A presentare Ponomarev ad Epstein è Boris Nikolic, ex-consulente di Bill Gates e tra gli amici più stretti del defunto faccendiere-pedofilo tanto da essere uno dei suoi esecutori testamentari. Nikolic parla di Ponomarev come del “principale organizzatore delle proteste contro Putin” nel 2012 che “potrebbe rimpiazzarlo come presidente” e chiede aiuto per sostenerlo nel suo tentativo di colpo di Stato.
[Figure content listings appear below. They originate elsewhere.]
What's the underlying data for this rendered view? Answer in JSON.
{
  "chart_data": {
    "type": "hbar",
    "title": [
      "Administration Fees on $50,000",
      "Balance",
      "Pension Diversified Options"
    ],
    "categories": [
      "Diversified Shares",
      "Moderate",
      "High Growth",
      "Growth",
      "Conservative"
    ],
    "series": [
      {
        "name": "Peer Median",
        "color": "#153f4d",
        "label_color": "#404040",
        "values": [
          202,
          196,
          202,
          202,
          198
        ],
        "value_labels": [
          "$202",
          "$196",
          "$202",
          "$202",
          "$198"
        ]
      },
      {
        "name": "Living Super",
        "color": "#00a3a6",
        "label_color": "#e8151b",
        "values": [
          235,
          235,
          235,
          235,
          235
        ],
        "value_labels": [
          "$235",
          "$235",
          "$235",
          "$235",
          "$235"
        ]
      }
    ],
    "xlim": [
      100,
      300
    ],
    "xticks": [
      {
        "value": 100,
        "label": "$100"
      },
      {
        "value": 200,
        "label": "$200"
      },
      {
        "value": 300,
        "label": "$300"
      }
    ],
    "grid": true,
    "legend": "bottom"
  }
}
In allegato a questa, una email dello stesso Ponomarev a Nikolic: “Ci troviamo nell’epicentro di processi rivoluzionari in Russia, io e Alena (la sua fidanzata) siamo tra i principali organizzatori delle proteste. In queste circostanze è davvero importante venire a Davos e spiegare cosa sta succedendo, in modo che si sentano voci diverse da quella ufficiale di Putin. Pensi che si possa fare qualcosa?”.
In un altra email di qualche mese più tardi Epstein scrive a Nikolic di essere “diventato amico” di Ponomarev.
Dall’archivio emergono prove di viaggi in Ucraina da parte di Epstein, tra cui una prenotazione alberghiera a Kiev durante la campagna elettorale del 2019 che vedrà l’elezione di Volodymyr Zelensky.